Todos os procedimentos realizados neste estudo foram aprovados pelo Comitê Nacional de Cuidados e Uso de Animais da Universidade Nacional de Taiwan (Nº de Aprovação: NTU-109-EL-00029 e NTU-108-EL-00158).

1. Avaliação da alteração volêmica do cimento dentário

NOTA: Alterações no volume de cimento dental ocorrem durante o processo de cura. Testar as alterações de volume do cimento dentário antes da implantação e baseplating. Os pesquisadores podem testar qualquer marca de cimento dental e usar a marca com a menor mudança de volume para cimentar a placa de base. Um exemplo é mostrado na Figura 3.

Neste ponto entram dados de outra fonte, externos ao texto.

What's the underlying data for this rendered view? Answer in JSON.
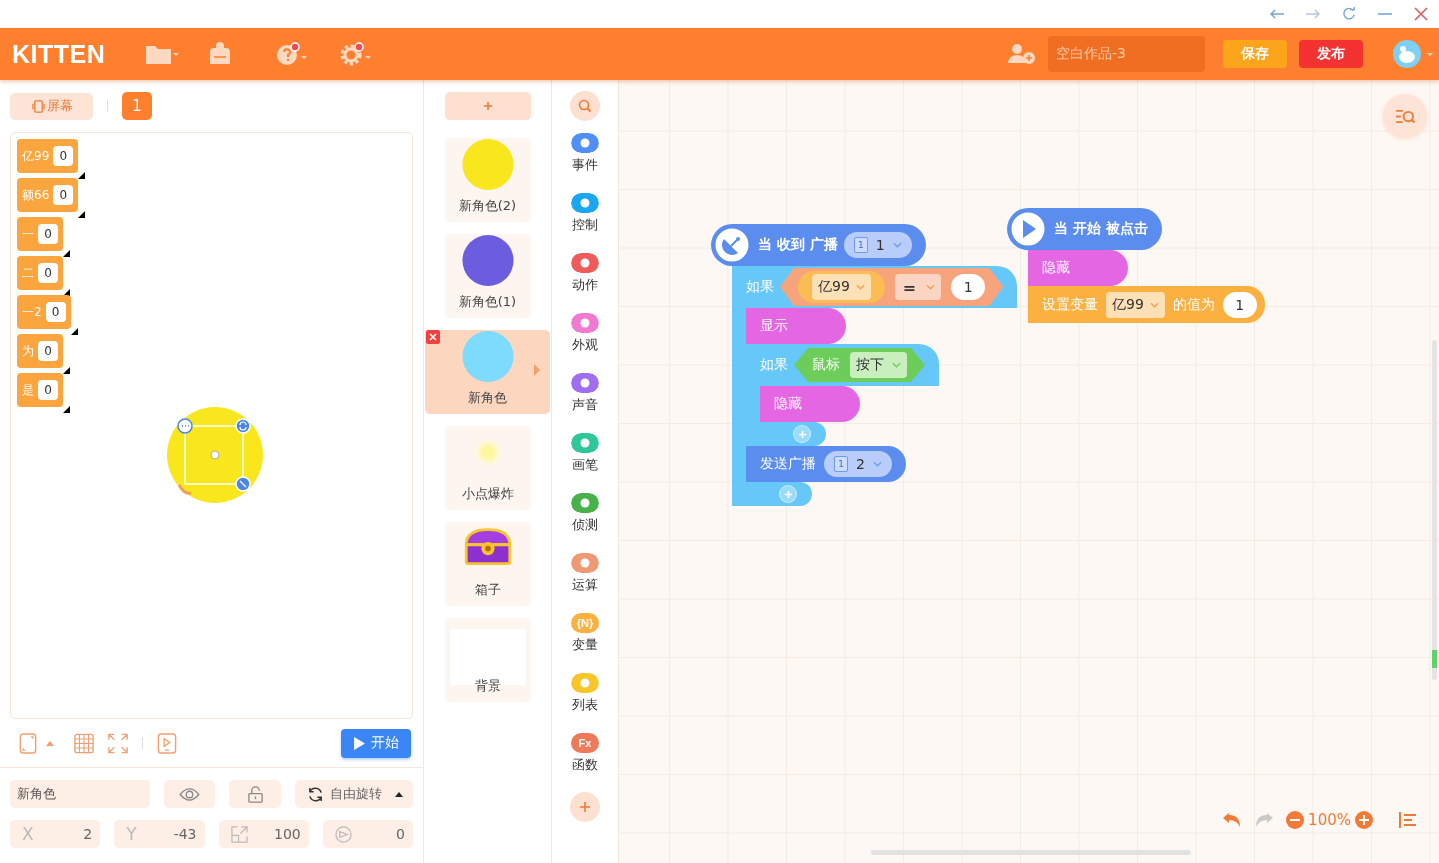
{
  "header": {
    "logo": "KITTEN",
    "project_name": "空白作品-3",
    "save_button": "保存",
    "publish_button": "发布"
  },
  "stage_bar": {
    "screen_button": "屏幕",
    "page": "1"
  },
  "monitors": [
    {
      "name": "亿99",
      "value": "0"
    },
    {
      "name": "额66",
      "value": "0"
    },
    {
      "name": "一",
      "value": "0"
    },
    {
      "name": "二",
      "value": "0"
    },
    {
      "name": "一2",
      "value": "0"
    },
    {
      "name": "为",
      "value": "0"
    },
    {
      "name": "是",
      "value": "0"
    }
  ],
  "start_button": "开始",
  "sprite_info": {
    "name": "新角色",
    "rotation": "自由旋转",
    "fields": [
      {
        "kind": "x",
        "label": "X",
        "value": "2"
      },
      {
        "kind": "y",
        "label": "Y",
        "value": "-43"
      },
      {
        "kind": "size",
        "value": "100"
      },
      {
        "kind": "direction",
        "value": "0"
      }
    ]
  },
  "sprites": [
    {
      "name": "新角色(2)",
      "kind": "circle",
      "color": "#f8e71c",
      "selected": false
    },
    {
      "name": "新角色(1)",
      "kind": "circle",
      "color": "#6c5ce0",
      "selected": false
    },
    {
      "name": "新角色",
      "kind": "circle",
      "color": "#7ddcfd",
      "selected": true
    },
    {
      "name": "小点爆炸",
      "kind": "glow",
      "selected": false
    },
    {
      "name": "箱子",
      "kind": "chest",
      "selected": false
    },
    {
      "name": "背景",
      "kind": "backdrop",
      "selected": false
    }
  ],
  "categories": [
    {
      "label": "事件",
      "color": "#4f8ff7"
    },
    {
      "label": "控制",
      "color": "#1aa6f0"
    },
    {
      "label": "动作",
      "color": "#ef5b5b"
    },
    {
      "label": "外观",
      "color": "#f07ad2"
    },
    {
      "label": "声音",
      "color": "#a06cf0"
    },
    {
      "label": "画笔",
      "color": "#2fc79a"
    },
    {
      "label": "侦测",
      "color": "#47b14c"
    },
    {
      "label": "运算",
      "color": "#ef9a74"
    },
    {
      "label": "变量",
      "color": "#fbb040",
      "glyph": "{N}"
    },
    {
      "label": "列表",
      "color": "#f8c52b"
    },
    {
      "label": "函数",
      "color": "#ef7a5a",
      "glyph": "Fx"
    }
  ],
  "scripts": [
    {
      "hat": {
        "kind": "broadcast",
        "label": "当 收到 广播",
        "message": {
          "badge": "1",
          "value": "1"
        }
      },
      "blocks": [
        {
          "kind": "if",
          "label": "如果",
          "condition": {
            "kind": "compare",
            "variable": "亿99",
            "operator": "=",
            "value": "1"
          },
          "children": [
            {
              "kind": "looks",
              "label": "显示"
            },
            {
              "kind": "if",
              "label": "如果",
              "condition": {
                "kind": "sensing",
                "label": "鼠标",
                "option": "按下"
              },
              "children": [
                {
                  "kind": "looks",
                  "label": "隐藏"
                }
              ]
            },
            {
              "kind": "broadcast",
              "label": "发送广播",
              "message": {
                "badge": "1",
                "value": "2"
              }
            }
          ]
        }
      ]
    },
    {
      "hat": {
        "kind": "play",
        "label": "当 开始 被点击"
      },
      "blocks": [
        {
          "kind": "looks",
          "label": "隐藏"
        },
        {
          "kind": "set_variable",
          "label": "设置变量",
          "variable": "亿99",
          "label_2": "的值为",
          "value": "1"
        }
      ]
    }
  ],
  "zoom": "100%"
}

1. Pesar 0,5 g de cada pó de cimento dentário e misturá-lo com a sua solução adequada (1 ml).
   NOTA: A relação pó/líquido recomendada nas instruções de cimento dentário é de 0,5 g de pó para 0,25 mL da solução para obter uma forma sólida. Este protocolo de ensaio dilui a relação para 0,5 g/ml para que a mistura possa ser aspirada sob a forma líquida, a fim de medir a mudança de volume nas pontas da pipeta.
2. Use as pontas da pipeta de 0,1-10 μL para remover 2,5 μL da mistura de cimento dentário e, em seguida, sele a ponta da pipeta com uma cola de cura leve.
3. Coloque as pontas em uma prateleira, marque os níveis mais altos da mistura de cimento dental e meça o nível da mistura de cimento dental após 40 minutos (vídeo suplementar S1).
4. Além de monitorar as mudanças de nível durante a cura do cimento dentário nas pontas, meça a densidade de cimento dental seco restante. Para calcular a densidade, meça o peso do cimento dentário e meça o volume com o princípio de Arquimedes.
   1. Em resumo, coloque o restante cimento dental seco em um copo cheio de água e pese a água que transborda.
5. Use o cimento dentário com o menor encolhimento para todos os protocolos detalhados abaixo.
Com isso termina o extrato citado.